Sentiment in certain big segments, like auto, is very buoyant, and we have seen some news reports indicating that the season has really begun well. This is something we frankly needed because consumption in general has been so lacklustre, and managements have been complaining about the lack of consumption, particularly in urban areas over the last year or so. This trigger is therefore really helpful.
Our expectation is that things will look up. We are looking forward to hearing what managements have to say during the results season.
Clearly, the last quarter is not going to be particularly exciting—I do not think there are too many expectations from the July–September quarter—but we do expect some positive commentary on the festive season and how this quarter, October–December, pans out.
So, we might hear some good news finally, probably in January when the numbers are released.
Kshitij Anand: Let me also get your perspective on earnings. You did point out that earnings have not been good, and we have seen lacklustre results over the past two months. The government has done its bit with the GST bonanza. When will that benefit start reflecting for companies or India Inc on their balance sheets, considering most experts say it could come with a lag?
Harshad Patwardhan: Our expectation is that the GST cut has been very important. But before that, we should not forget that a tax concession was also given in the budget to leave more money in the hands of consumers. However, simply having money is not enough; consumer sentiment also has to be buoyant for discretionary spending. These savings would have accumulated over the last several months.

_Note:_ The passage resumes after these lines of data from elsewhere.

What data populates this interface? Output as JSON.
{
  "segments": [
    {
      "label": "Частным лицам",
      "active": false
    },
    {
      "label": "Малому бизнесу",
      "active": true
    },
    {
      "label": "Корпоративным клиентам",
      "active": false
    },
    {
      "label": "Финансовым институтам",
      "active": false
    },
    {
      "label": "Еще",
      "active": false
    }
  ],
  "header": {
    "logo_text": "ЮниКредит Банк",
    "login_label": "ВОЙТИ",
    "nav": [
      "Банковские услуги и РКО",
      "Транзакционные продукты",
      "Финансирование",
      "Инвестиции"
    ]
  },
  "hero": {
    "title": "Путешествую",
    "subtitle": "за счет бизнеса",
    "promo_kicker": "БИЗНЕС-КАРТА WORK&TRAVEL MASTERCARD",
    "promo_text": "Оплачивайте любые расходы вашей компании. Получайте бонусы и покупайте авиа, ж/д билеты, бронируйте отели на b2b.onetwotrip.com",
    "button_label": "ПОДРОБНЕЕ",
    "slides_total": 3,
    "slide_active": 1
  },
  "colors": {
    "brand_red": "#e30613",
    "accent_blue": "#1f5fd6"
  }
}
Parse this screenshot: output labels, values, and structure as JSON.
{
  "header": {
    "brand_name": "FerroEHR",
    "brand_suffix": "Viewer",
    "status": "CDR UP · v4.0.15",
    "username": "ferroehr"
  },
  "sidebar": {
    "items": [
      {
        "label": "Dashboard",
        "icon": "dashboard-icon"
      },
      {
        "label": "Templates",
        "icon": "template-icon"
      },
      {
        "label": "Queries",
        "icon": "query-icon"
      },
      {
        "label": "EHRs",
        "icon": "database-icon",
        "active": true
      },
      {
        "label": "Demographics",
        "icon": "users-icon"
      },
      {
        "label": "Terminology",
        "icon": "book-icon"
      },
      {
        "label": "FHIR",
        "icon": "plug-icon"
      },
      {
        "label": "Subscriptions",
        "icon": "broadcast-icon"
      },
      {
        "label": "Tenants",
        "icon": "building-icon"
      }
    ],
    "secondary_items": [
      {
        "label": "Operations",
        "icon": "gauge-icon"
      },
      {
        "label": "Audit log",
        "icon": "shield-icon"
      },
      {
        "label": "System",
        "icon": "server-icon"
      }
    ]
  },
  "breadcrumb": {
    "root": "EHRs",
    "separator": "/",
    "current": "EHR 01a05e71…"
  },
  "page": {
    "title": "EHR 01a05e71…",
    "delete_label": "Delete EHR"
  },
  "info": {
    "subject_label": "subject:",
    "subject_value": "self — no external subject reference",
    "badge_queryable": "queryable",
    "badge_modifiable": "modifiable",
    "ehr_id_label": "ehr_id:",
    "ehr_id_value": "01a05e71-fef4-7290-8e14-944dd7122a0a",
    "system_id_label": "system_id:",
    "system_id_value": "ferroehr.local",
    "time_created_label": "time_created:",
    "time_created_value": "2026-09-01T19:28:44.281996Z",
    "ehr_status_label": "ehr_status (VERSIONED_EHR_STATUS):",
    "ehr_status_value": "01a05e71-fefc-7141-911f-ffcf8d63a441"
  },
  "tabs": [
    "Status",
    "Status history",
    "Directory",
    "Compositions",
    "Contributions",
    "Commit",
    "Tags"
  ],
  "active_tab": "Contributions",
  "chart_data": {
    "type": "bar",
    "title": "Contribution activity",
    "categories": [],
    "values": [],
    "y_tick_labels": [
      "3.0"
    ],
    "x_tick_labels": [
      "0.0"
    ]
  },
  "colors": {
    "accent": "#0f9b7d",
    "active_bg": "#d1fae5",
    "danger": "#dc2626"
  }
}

I would say there are three triggers: one is the GST cut, the second is the budget tax cut, and the third is the RBI policy rate cuts—100 basis points so far this calendar year. These measures clearly show that policymakers’ agenda was essentially to improve consumption.
We believe that from the second half of this year, this will start showing up in the numbers. If you look at estimates over the next one-and-a-half years, the outlook looks much better compared to what we have witnessed over the last 12 months.

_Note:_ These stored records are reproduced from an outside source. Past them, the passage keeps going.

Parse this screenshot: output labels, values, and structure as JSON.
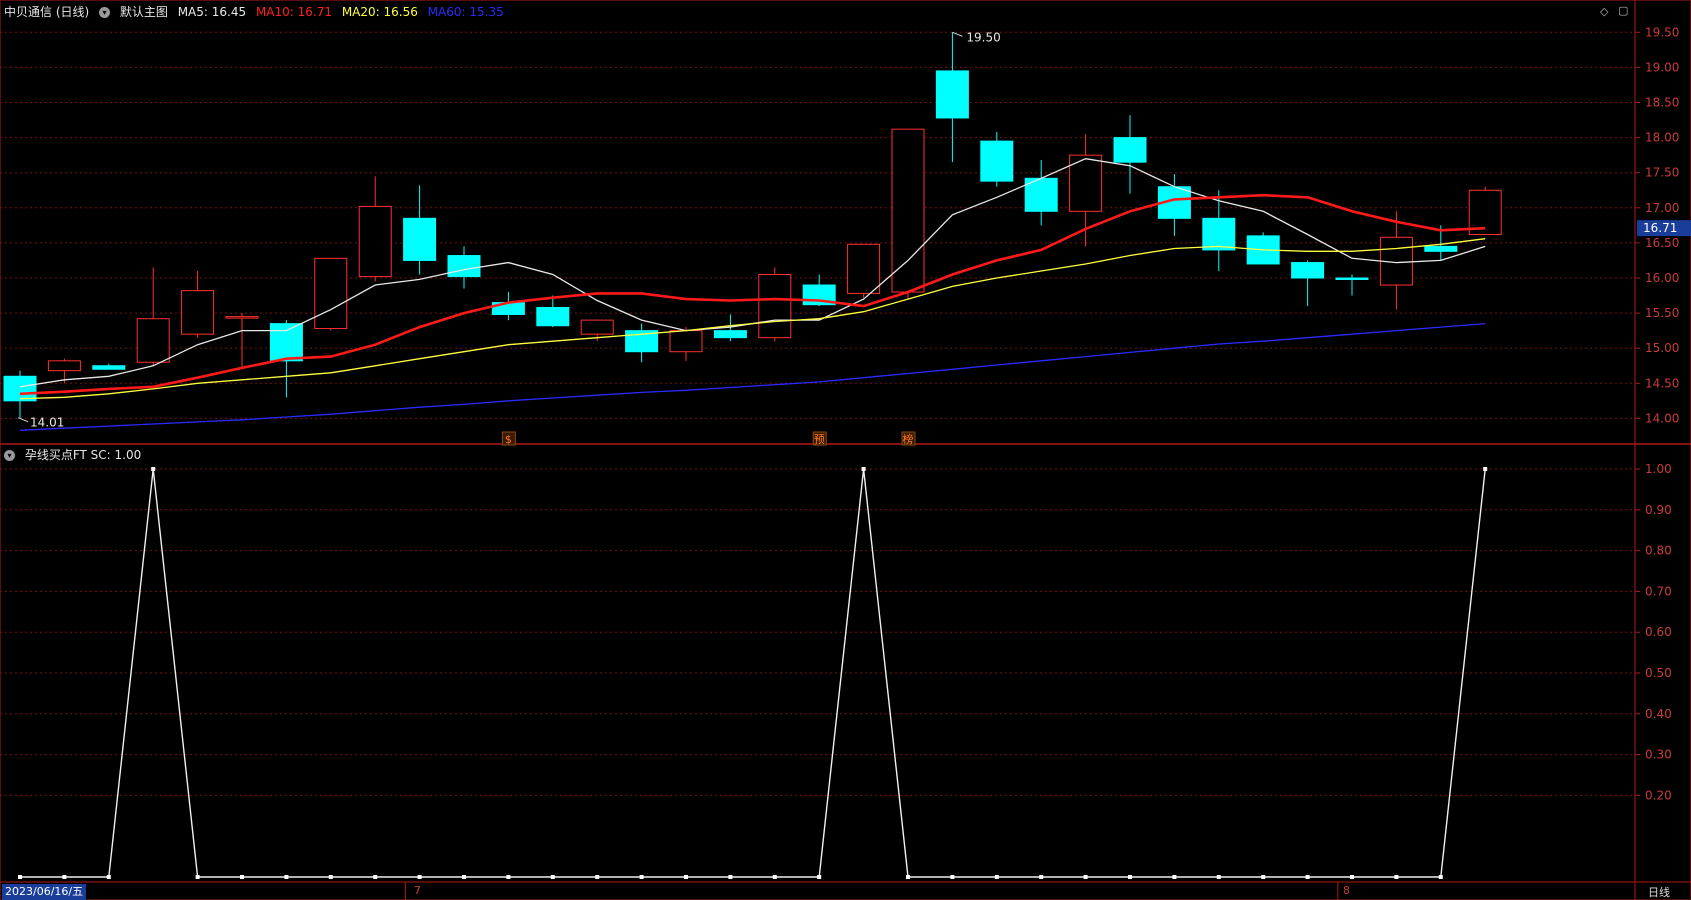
{
  "header": {
    "title": "中贝通信 (日线)",
    "main_chart_label": "默认主图",
    "ma5_label": "MA5: 16.45",
    "ma10_label": "MA10: 16.71",
    "ma20_label": "MA20: 16.56",
    "ma60_label": "MA60: 15.35"
  },
  "colors": {
    "up": "#ff3030",
    "down": "#00ffff",
    "ma5": "#e8e8e8",
    "ma10": "#ff1a1a",
    "ma20": "#ffff40",
    "ma60": "#2a2aff",
    "grid": "#7a1010",
    "axis_text": "#c83c3c",
    "last_price_box": "#1a3d9a"
  },
  "indicator": {
    "label": "孕线买点FT SC: 1.00"
  },
  "markers": [
    {
      "text": "$",
      "index": 11
    },
    {
      "text": "预",
      "index": 18
    },
    {
      "text": "榜",
      "index": 20
    }
  ],
  "bottom": {
    "date_label": "2023/06/16/五",
    "month_labels": [
      {
        "text": "7",
        "index": 9
      },
      {
        "text": "8",
        "index": 30
      }
    ],
    "period_button": "日线"
  },
  "chart_data": [
    {
      "type": "candlestick",
      "y_axis_ticks": [
        "19.50",
        "19.00",
        "18.50",
        "18.00",
        "17.50",
        "17.00",
        "16.50",
        "16.00",
        "15.50",
        "15.00",
        "14.50",
        "14.00"
      ],
      "ylim": [
        13.6,
        19.7
      ],
      "last_price": "16.71",
      "high_annotation": "19.50",
      "low_annotation": "14.01",
      "ohlc": [
        [
          14.6,
          14.68,
          14.01,
          14.25
        ],
        [
          14.68,
          14.85,
          14.5,
          14.82
        ],
        [
          14.75,
          14.78,
          14.7,
          14.7
        ],
        [
          14.8,
          16.15,
          14.75,
          15.42
        ],
        [
          15.2,
          16.1,
          15.15,
          15.82
        ],
        [
          15.45,
          15.5,
          14.7,
          15.45
        ],
        [
          15.35,
          15.4,
          14.3,
          14.82
        ],
        [
          15.28,
          16.28,
          15.25,
          16.28
        ],
        [
          16.02,
          17.45,
          15.95,
          17.02
        ],
        [
          16.85,
          17.32,
          16.05,
          16.25
        ],
        [
          16.32,
          16.45,
          15.85,
          16.02
        ],
        [
          15.65,
          15.8,
          15.4,
          15.48
        ],
        [
          15.58,
          15.75,
          15.3,
          15.32
        ],
        [
          15.2,
          15.4,
          15.1,
          15.4
        ],
        [
          15.25,
          15.35,
          14.8,
          14.95
        ],
        [
          14.95,
          15.3,
          14.82,
          15.25
        ],
        [
          15.25,
          15.48,
          15.1,
          15.15
        ],
        [
          15.15,
          16.15,
          15.1,
          16.05
        ],
        [
          15.9,
          16.05,
          15.6,
          15.62
        ],
        [
          15.78,
          16.48,
          15.72,
          16.48
        ],
        [
          15.8,
          17.1,
          15.7,
          18.12
        ],
        [
          18.95,
          19.5,
          17.65,
          18.28
        ],
        [
          17.95,
          18.08,
          17.3,
          17.38
        ],
        [
          17.42,
          17.68,
          16.75,
          16.95
        ],
        [
          16.95,
          18.05,
          16.45,
          17.75
        ],
        [
          18.0,
          18.32,
          17.2,
          17.65
        ],
        [
          17.3,
          17.48,
          16.6,
          16.85
        ],
        [
          16.85,
          17.25,
          16.1,
          16.4
        ],
        [
          16.6,
          16.65,
          16.2,
          16.2
        ],
        [
          16.22,
          16.25,
          15.6,
          16.0
        ],
        [
          16.0,
          16.05,
          15.75,
          15.98
        ],
        [
          15.9,
          16.95,
          15.55,
          16.58
        ],
        [
          16.45,
          16.75,
          16.25,
          16.38
        ],
        [
          16.62,
          17.3,
          16.62,
          17.25
        ]
      ],
      "series": [
        {
          "name": "MA5",
          "values": [
            14.45,
            14.55,
            14.6,
            14.75,
            15.05,
            15.25,
            15.25,
            15.55,
            15.9,
            15.98,
            16.12,
            16.22,
            16.05,
            15.68,
            15.4,
            15.25,
            15.3,
            15.4,
            15.4,
            15.7,
            16.25,
            16.9,
            17.15,
            17.42,
            17.7,
            17.6,
            17.3,
            17.1,
            16.95,
            16.62,
            16.28,
            16.22,
            16.25,
            16.45
          ]
        },
        {
          "name": "MA10",
          "values": [
            14.35,
            14.38,
            14.42,
            14.45,
            14.58,
            14.72,
            14.85,
            14.88,
            15.05,
            15.3,
            15.5,
            15.65,
            15.72,
            15.78,
            15.78,
            15.7,
            15.68,
            15.7,
            15.68,
            15.6,
            15.8,
            16.05,
            16.25,
            16.4,
            16.7,
            16.95,
            17.12,
            17.15,
            17.18,
            17.15,
            16.95,
            16.8,
            16.68,
            16.71
          ]
        },
        {
          "name": "MA20",
          "values": [
            14.28,
            14.3,
            14.35,
            14.42,
            14.5,
            14.55,
            14.6,
            14.65,
            14.75,
            14.85,
            14.95,
            15.05,
            15.1,
            15.15,
            15.2,
            15.25,
            15.32,
            15.38,
            15.42,
            15.52,
            15.7,
            15.88,
            16.0,
            16.1,
            16.2,
            16.32,
            16.42,
            16.45,
            16.4,
            16.38,
            16.38,
            16.42,
            16.48,
            16.56
          ]
        },
        {
          "name": "MA60",
          "values": [
            13.83,
            13.86,
            13.89,
            13.92,
            13.95,
            13.98,
            14.02,
            14.06,
            14.11,
            14.16,
            14.2,
            14.25,
            14.29,
            14.33,
            14.37,
            14.4,
            14.44,
            14.48,
            14.52,
            14.58,
            14.64,
            14.7,
            14.76,
            14.82,
            14.88,
            14.94,
            15.0,
            15.06,
            15.1,
            15.15,
            15.2,
            15.25,
            15.3,
            15.35
          ]
        }
      ]
    },
    {
      "type": "line",
      "name": "孕线买点FT",
      "y_axis_ticks": [
        "1.00",
        "0.90",
        "0.80",
        "0.70",
        "0.60",
        "0.50",
        "0.40",
        "0.30",
        "0.20"
      ],
      "ylim": [
        0,
        1.05
      ],
      "values": [
        0,
        0,
        0,
        1,
        0,
        0,
        0,
        0,
        0,
        0,
        0,
        0,
        0,
        0,
        0,
        0,
        0,
        0,
        0,
        1,
        0,
        0,
        0,
        0,
        0,
        0,
        0,
        0,
        0,
        0,
        0,
        0,
        0,
        1
      ]
    }
  ]
}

For FY26, we expect growth compared to the previous year, and in FY27, growth should accelerate further. Overall, the earnings picture looks far better than what we have seen over the last 12–15 months.
Kshitij Anand: But there was one topic we discussed earlier—FIIs. Now, FIIs seem to be selling in a hurry, and it looks like there are two strong trends on D-Street: fear among FIIs and FOMO among DIIs. Meanwhile, money has been pouring into primary markets rather than secondary markets. Do you see this as a concern or just part of a market cycle?
Harshad Patwardhan: It is part of the market cycle. From April, after President Trump’s big announcement on tariffs, global emerging markets started receiving money.
As I mentioned earlier, in April, May, and June, even India received small FII inflows after a period of big selling. Unfortunately, in July, August, and September, sentiment soured because of the nasty surprise on the trade deal front.
If you recall, India initially seemed ahead of most other countries in signing the bilateral trade deal, but then we suddenly had that surprise, for whatever reason, which became a problem.
FII money is still going into other countries like Korea, Taiwan, and now particularly China. Our expectation is that once the bilateral trade deal issue is sorted out—even modestly—and as earnings start to rise in the second half, we expect FII money to return to the Indian market.
As you rightly pointed out, although they are selling in the secondary market, they are putting money into the primary market. So, it is not that they have given up on India; it is just that they want to see growth first. I believe that from the second half, we will start seeing that growth.